(“What about the song ‘Carrie’,” shouted someone from the peanut gallery. When’s the last time you heard “Carrie” used in an insurance commercial? Gettouttahere, wise guy.)
Fortunately, that’s not what War of Kings delivers. Instead, imagine a triangle. At each point you have Deep Purple, Rainbow, and Whitesnake. If there is a target Europe is attempting to hit with this album, it is dead center of this triangle, and they succeed quite well. Credit Mic Michaeli’s organ sounds for some of it, played with a full-weighted “lean in” not unlike Jon Lord would. Vocalist Joey Tempest has some weathered vocal chords by now, but the music uses them to great advantage.
The album certainly isn’t hair metal, and I hesitate to call it metal at all. It isn’t blues rock either. Instead, it’s just a classic-sounding hard rock release, more in line with FM radio in 1978 or 1979 than 1984 (or 2016, for that matter). Blessedly, other things that identified early Europe are gone too, such as the annoying penchant for intro ad-libbing. A lot of teenage kids got alcohol poisoning from drinking games where they had to consume whenever Tempest shouted “Oh yeah,” or “Alright!,” or “Uh-huh!,” or “Unngh!”
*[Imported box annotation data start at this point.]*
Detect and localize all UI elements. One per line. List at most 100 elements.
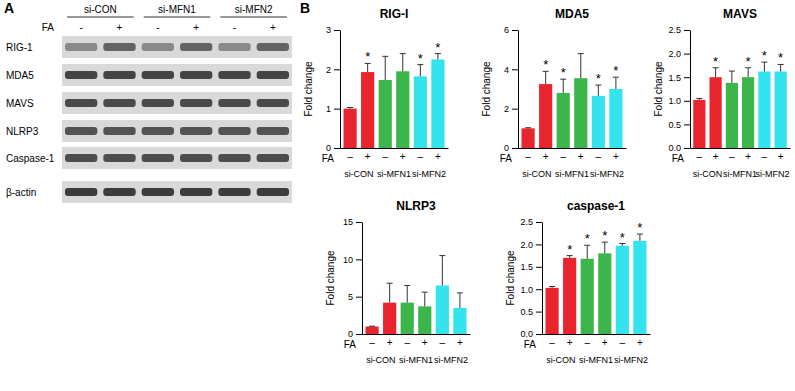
group-label: si-MFN1 — [579, 355, 613, 365]
x-tick-label: + — [543, 151, 549, 162]
error-bar-stem — [764, 62, 765, 71]
error-bar-stem — [459, 293, 460, 308]
group-label: si-MFN2 — [412, 169, 446, 179]
bar — [598, 253, 611, 334]
bar — [726, 83, 738, 148]
group-label: si-CON — [522, 169, 552, 179]
error-bar — [387, 283, 393, 302]
y-tick-label: 0.5 — [668, 120, 681, 130]
y-tick: 1.0 — [668, 96, 690, 106]
chart: 0123–+–+–+FAsi-CONsi-MFN1si-MFN2RIG-IFol… — [303, 7, 449, 179]
plot-area — [693, 62, 786, 148]
bar — [453, 308, 466, 334]
y-tick-label: 1.0 — [668, 96, 681, 106]
error-bar — [404, 285, 410, 302]
bar — [383, 303, 396, 334]
error-bar-stem — [545, 71, 546, 84]
blot-membrane — [62, 147, 292, 169]
x-label: FA — [524, 339, 537, 350]
bar — [401, 303, 414, 334]
blot-band — [257, 127, 289, 135]
y-tick: 10 — [343, 255, 362, 265]
y-tick-label: 3 — [326, 25, 331, 35]
blot-band — [257, 43, 289, 51]
x-tick-label: + — [713, 151, 719, 162]
bar — [436, 285, 449, 334]
blot-band — [142, 99, 174, 107]
blot-band — [142, 43, 174, 51]
chart: 051015–+–+–+FAsi-CONsi-MFN1si-MFN2NLRP3F… — [325, 199, 471, 365]
x-tick-label: – — [369, 337, 375, 348]
bar — [633, 241, 646, 334]
bar — [742, 77, 754, 148]
y-tick-mark — [684, 124, 690, 125]
x-tick-label: – — [596, 151, 602, 162]
blot-group-line — [144, 17, 211, 18]
x-tick: – — [762, 148, 768, 162]
y-axis: 0.00.51.01.52.02.5 — [520, 217, 542, 339]
x-tick-label: – — [418, 151, 424, 162]
blot-band — [180, 188, 212, 196]
x-tick-label: – — [549, 337, 555, 348]
x-axis-line — [691, 148, 791, 149]
error-bar — [382, 56, 388, 80]
blot-band — [103, 188, 135, 196]
y-tick-label: 1.5 — [520, 262, 533, 272]
y-tick: 0.5 — [668, 120, 690, 130]
y-tick: 0 — [504, 143, 518, 153]
y-tick-label: 0.0 — [668, 143, 681, 153]
x-tick: – — [404, 334, 410, 348]
error-bar — [369, 326, 375, 327]
y-tick-mark — [356, 297, 362, 298]
error-bar — [347, 107, 353, 108]
annotation: * — [567, 242, 572, 257]
panel-label: A — [4, 0, 14, 16]
error-bar — [713, 68, 719, 77]
blot-band — [180, 127, 212, 135]
group-label: si-MFN2 — [590, 169, 624, 179]
y-tick-mark — [536, 222, 542, 223]
bar — [344, 109, 357, 148]
blot-band — [180, 43, 212, 51]
x-tick-label: – — [729, 151, 735, 162]
plot-area — [522, 54, 623, 148]
y-tick-label: 5 — [348, 292, 353, 302]
bar — [522, 128, 535, 148]
bar — [693, 100, 705, 148]
blot-band — [142, 127, 174, 135]
y-tick: 0 — [348, 329, 362, 339]
x-tick: + — [602, 334, 608, 348]
plot-area — [344, 54, 445, 148]
blot-membrane — [62, 64, 292, 86]
chart: 0246–+–+–+FAsi-CONsi-MFN1si-MFN2MDA5Fold… — [481, 7, 627, 179]
bar — [396, 71, 409, 148]
error-bar-stem — [385, 56, 386, 80]
blot-band — [180, 154, 212, 162]
error-bar-stem — [604, 242, 605, 253]
error-bar-stem — [580, 54, 581, 79]
y-tick-label: 1.0 — [520, 285, 533, 295]
blot-band — [218, 71, 250, 79]
y-tick-label: 0.0 — [520, 329, 533, 339]
error-bar — [584, 245, 590, 258]
y-tick: 1 — [326, 104, 340, 114]
error-bar-stem — [407, 285, 408, 302]
x-axis-line — [341, 148, 449, 149]
x-tick-label: + — [745, 151, 751, 162]
y-axis-line — [518, 31, 519, 149]
y-tick-mark — [512, 69, 518, 70]
y-tick-label: 2.0 — [520, 240, 533, 250]
blot-band — [257, 71, 289, 79]
y-tick-label: 0 — [348, 329, 353, 339]
y-axis-line — [542, 223, 543, 335]
y-tick: 6 — [504, 25, 518, 35]
y-tick-label: 4 — [504, 65, 509, 75]
x-tick-label: + — [457, 337, 463, 348]
error-bar-cap — [382, 56, 388, 57]
annotation: * — [602, 228, 607, 243]
blot-band — [103, 127, 135, 135]
bar — [616, 246, 629, 334]
error-bar-stem — [424, 292, 425, 306]
x-axis: –+–+–+ — [543, 334, 651, 348]
y-tick-mark — [334, 109, 340, 110]
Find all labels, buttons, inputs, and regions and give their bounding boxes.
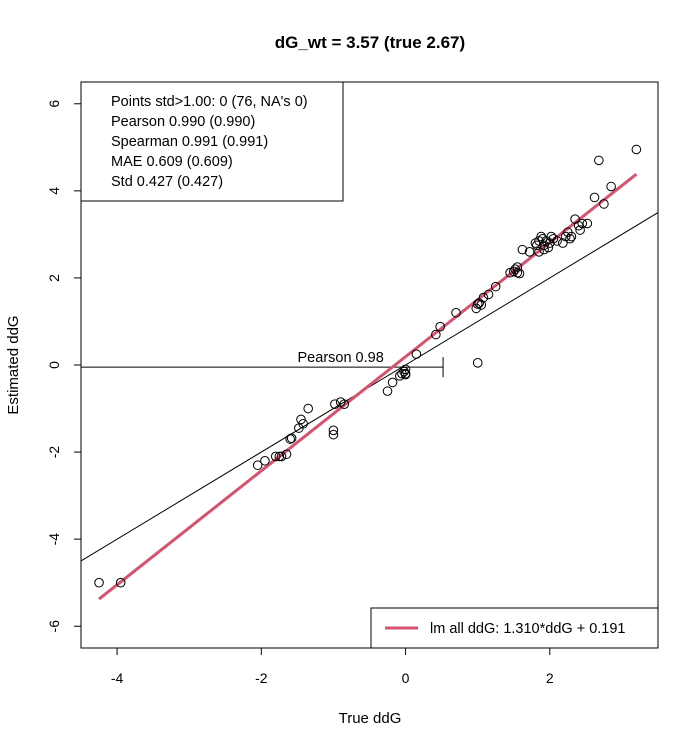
data-point bbox=[514, 268, 525, 279]
data-point bbox=[471, 303, 482, 314]
data-point bbox=[483, 289, 494, 300]
data-point bbox=[397, 368, 407, 379]
data-point bbox=[606, 181, 616, 192]
x-axis-label: True ddG bbox=[339, 710, 402, 727]
data-point bbox=[575, 225, 585, 235]
data-point bbox=[285, 434, 295, 444]
y-axis-label: Estimated ddG bbox=[5, 315, 22, 414]
data-point bbox=[270, 451, 281, 462]
data-point bbox=[339, 399, 350, 409]
y-tick-label: 4 bbox=[46, 187, 62, 195]
data-point bbox=[435, 321, 445, 332]
y-tick-label: -4 bbox=[46, 533, 62, 546]
data-point bbox=[260, 455, 270, 466]
data-point bbox=[557, 238, 568, 248]
data-point bbox=[274, 451, 285, 462]
data-point bbox=[411, 349, 422, 359]
stats-line-pearson: Pearson 0.990 (0.990) bbox=[111, 114, 255, 130]
data-point bbox=[524, 247, 535, 257]
data-point bbox=[281, 449, 292, 460]
data-point bbox=[546, 231, 557, 242]
stats-line-spearman: Spearman 0.991 (0.991) bbox=[111, 134, 268, 150]
data-point bbox=[534, 247, 544, 257]
data-point bbox=[298, 418, 308, 429]
data-point bbox=[400, 369, 411, 380]
data-point bbox=[565, 233, 575, 244]
data-point bbox=[115, 577, 126, 588]
stats-box-frame bbox=[80, 81, 344, 202]
pearson-segment-label: Pearson 0.98 bbox=[298, 350, 384, 366]
data-point bbox=[589, 192, 600, 203]
data-point bbox=[296, 414, 306, 425]
data-point bbox=[382, 386, 393, 396]
y-tick-label: 0 bbox=[46, 361, 62, 369]
x-tick-label: -4 bbox=[111, 670, 124, 686]
data-point bbox=[539, 244, 549, 255]
data-point bbox=[303, 403, 313, 414]
data-point bbox=[543, 242, 554, 253]
data-point bbox=[631, 144, 642, 155]
data-point bbox=[286, 433, 297, 443]
x-tick-label: -2 bbox=[255, 670, 268, 686]
data-point bbox=[594, 155, 604, 166]
stats-line-mae: MAE 0.609 (0.609) bbox=[111, 154, 233, 170]
data-point bbox=[582, 218, 593, 229]
stats-line-points: Points std>1.00: 0 (76, NA's 0) bbox=[111, 94, 308, 110]
data-point bbox=[490, 281, 501, 292]
x-tick-label: 0 bbox=[402, 670, 410, 686]
data-point bbox=[566, 231, 577, 242]
data-point bbox=[577, 218, 588, 229]
data-point bbox=[330, 399, 340, 409]
stats-box: Points std>1.00: 0 (76, NA's 0) Pearson … bbox=[80, 81, 344, 202]
y-tick-label: -2 bbox=[46, 446, 62, 459]
data-point bbox=[328, 429, 339, 440]
data-point bbox=[599, 199, 609, 209]
data-point bbox=[560, 231, 571, 242]
y-tick-label: 6 bbox=[46, 100, 62, 108]
data-point bbox=[252, 460, 263, 470]
data-point bbox=[478, 292, 489, 303]
data-point bbox=[94, 577, 104, 588]
chart-title: dG_wt = 3.57 (true 2.67) bbox=[275, 33, 465, 52]
legend-frame bbox=[370, 607, 659, 649]
legend: lm all ddG: 1.310*ddG + 0.191 bbox=[370, 607, 659, 649]
data-point bbox=[545, 238, 555, 248]
data-point bbox=[539, 240, 549, 251]
data-points bbox=[94, 144, 642, 588]
data-point bbox=[431, 329, 441, 340]
data-point bbox=[276, 451, 287, 462]
data-point bbox=[328, 425, 339, 436]
x-tick-label: 2 bbox=[546, 670, 554, 686]
stats-line-std: Std 0.427 (0.427) bbox=[111, 174, 223, 190]
fit-lines: Pearson 0.98 bbox=[80, 172, 659, 601]
y-tick-label: 2 bbox=[46, 274, 62, 282]
data-point bbox=[472, 299, 483, 309]
data-point bbox=[387, 377, 398, 388]
y-tick-label: -6 bbox=[46, 620, 62, 633]
data-point bbox=[472, 358, 483, 368]
legend-label: lm all ddG: 1.310*ddG + 0.191 bbox=[430, 621, 625, 637]
data-point bbox=[532, 240, 542, 251]
data-point bbox=[512, 262, 523, 272]
data-point bbox=[476, 300, 487, 310]
data-point bbox=[451, 307, 461, 318]
data-point bbox=[517, 244, 528, 255]
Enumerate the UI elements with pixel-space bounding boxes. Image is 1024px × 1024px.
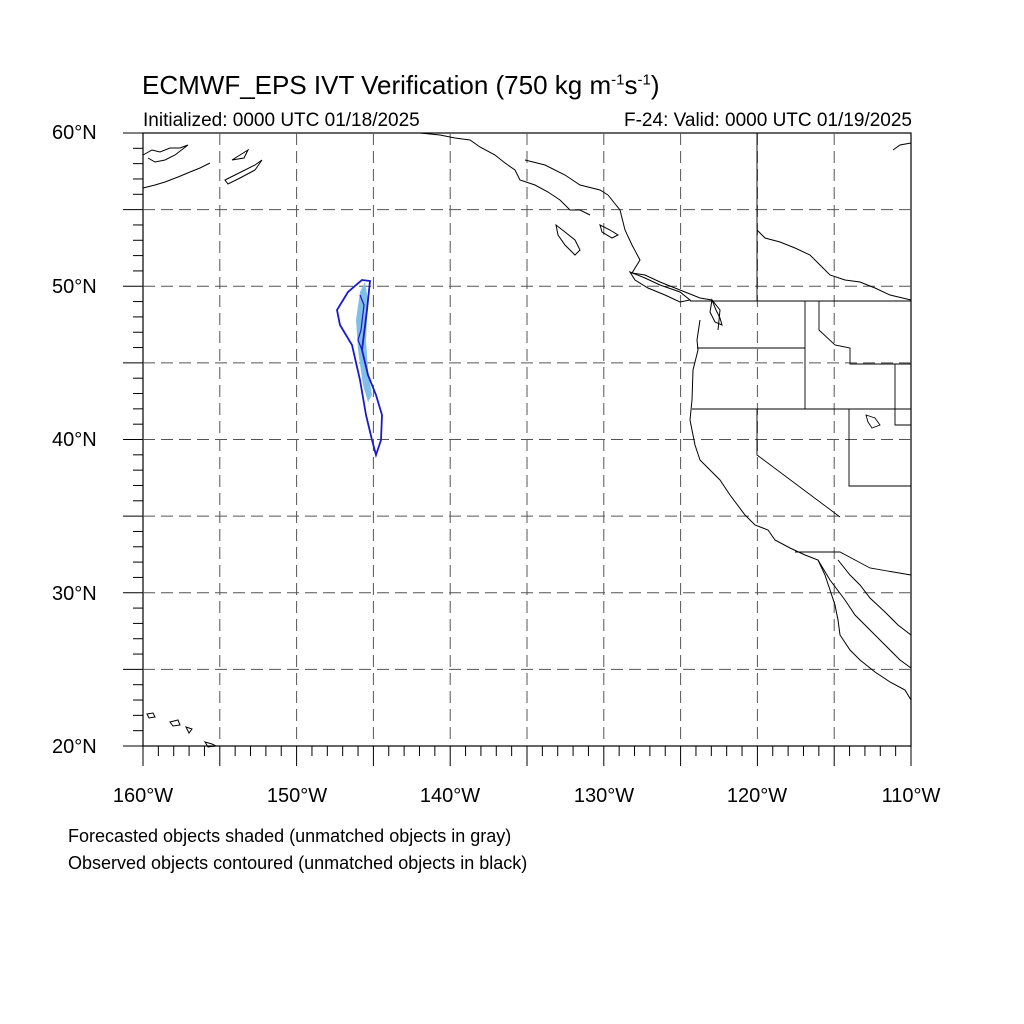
lon-label-140w: 140°W <box>419 785 481 807</box>
lon-label-110w: 110°W <box>881 785 941 807</box>
coastline <box>142 132 912 748</box>
lon-label-120w: 120°W <box>726 785 788 807</box>
lat-label-30: 30°N <box>52 583 97 605</box>
grid-lines <box>143 133 911 746</box>
lat-label-60: 60°N <box>52 122 97 144</box>
axis-ticks <box>123 132 912 766</box>
map-title: ECMWF_EPS IVT Verification (750 kg m-1s-… <box>142 70 660 100</box>
note-observed: Observed objects contoured (unmatched ob… <box>68 853 528 873</box>
lat-label-50: 50°N <box>52 276 97 298</box>
lat-label-40: 40°N <box>52 429 97 451</box>
initialized-time: Initialized: 0000 UTC 01/18/2025 <box>143 110 420 131</box>
observed-object <box>336 279 383 459</box>
lon-label-130w: 130°W <box>573 785 635 807</box>
lon-label-160w: 160°W <box>112 785 174 807</box>
observed-object-inner <box>357 294 365 351</box>
political-borders <box>690 133 912 576</box>
lat-label-20: 20°N <box>52 736 97 758</box>
valid-time: F-24: Valid: 0000 UTC 01/19/2025 <box>624 110 912 131</box>
lon-label-150w: 150°W <box>266 785 328 807</box>
note-forecast: Forecasted objects shaded (unmatched obj… <box>68 826 512 846</box>
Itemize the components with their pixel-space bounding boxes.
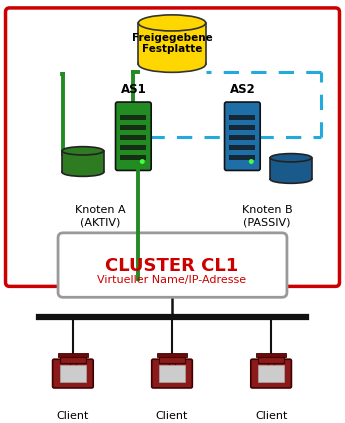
Bar (169, 361, 175, 368)
Bar (70, 361, 76, 368)
Bar (229, 125, 255, 130)
Bar (62, 151, 104, 172)
Bar (120, 135, 146, 140)
Bar (58, 353, 88, 357)
FancyBboxPatch shape (152, 359, 192, 388)
Ellipse shape (62, 147, 104, 155)
Bar (159, 365, 185, 382)
Bar (258, 357, 284, 363)
Bar (159, 357, 185, 363)
Bar (139, 23, 205, 64)
Circle shape (249, 159, 254, 164)
Text: (AKTIV): (AKTIV) (80, 217, 121, 227)
Text: CLUSTER CL1: CLUSTER CL1 (105, 257, 239, 275)
Text: Client: Client (57, 411, 89, 421)
Ellipse shape (62, 168, 104, 176)
Bar (229, 115, 255, 120)
Bar (120, 115, 146, 120)
Circle shape (140, 159, 145, 164)
Bar (229, 154, 255, 159)
Bar (62, 151, 103, 172)
Text: Knoten A: Knoten A (75, 205, 126, 215)
Bar (268, 361, 274, 368)
Bar (120, 125, 146, 130)
FancyBboxPatch shape (6, 8, 339, 286)
Text: Client: Client (255, 411, 287, 421)
FancyBboxPatch shape (116, 102, 151, 170)
Text: Client: Client (156, 411, 188, 421)
Bar (60, 365, 86, 382)
Bar (120, 145, 146, 150)
Bar (229, 145, 255, 150)
FancyBboxPatch shape (225, 102, 260, 170)
Bar (229, 135, 255, 140)
Text: AS2: AS2 (229, 83, 255, 96)
Bar (157, 353, 187, 357)
Ellipse shape (270, 175, 312, 183)
Bar (271, 158, 311, 179)
Bar (120, 154, 146, 159)
Ellipse shape (138, 15, 206, 31)
Bar (270, 158, 312, 179)
FancyBboxPatch shape (251, 359, 292, 388)
Ellipse shape (138, 56, 206, 72)
Text: Knoten B: Knoten B (242, 205, 293, 215)
FancyBboxPatch shape (52, 359, 93, 388)
Bar (258, 365, 285, 382)
Text: Virtueller Name/IP-Adresse: Virtueller Name/IP-Adresse (97, 275, 247, 286)
Bar (60, 357, 86, 363)
Bar (138, 23, 206, 64)
Text: AS1: AS1 (120, 83, 146, 96)
FancyBboxPatch shape (58, 233, 287, 297)
Text: (PASSIV): (PASSIV) (243, 217, 291, 227)
Text: Freigegebene
Festplatte: Freigegebene Festplatte (132, 33, 213, 55)
Ellipse shape (270, 154, 312, 162)
Bar (256, 353, 286, 357)
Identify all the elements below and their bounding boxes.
War of Kings certainly exhibits a more-mature degree of songwriting. None of the tracks are out to save the world, but they show off a band that is comfortable in its skin. The album is a terrific surprise, and is one of a rare breed — an instance where an ’80s hard rock entity has not only aged well, but has actually grown better than at their presumed peak of success.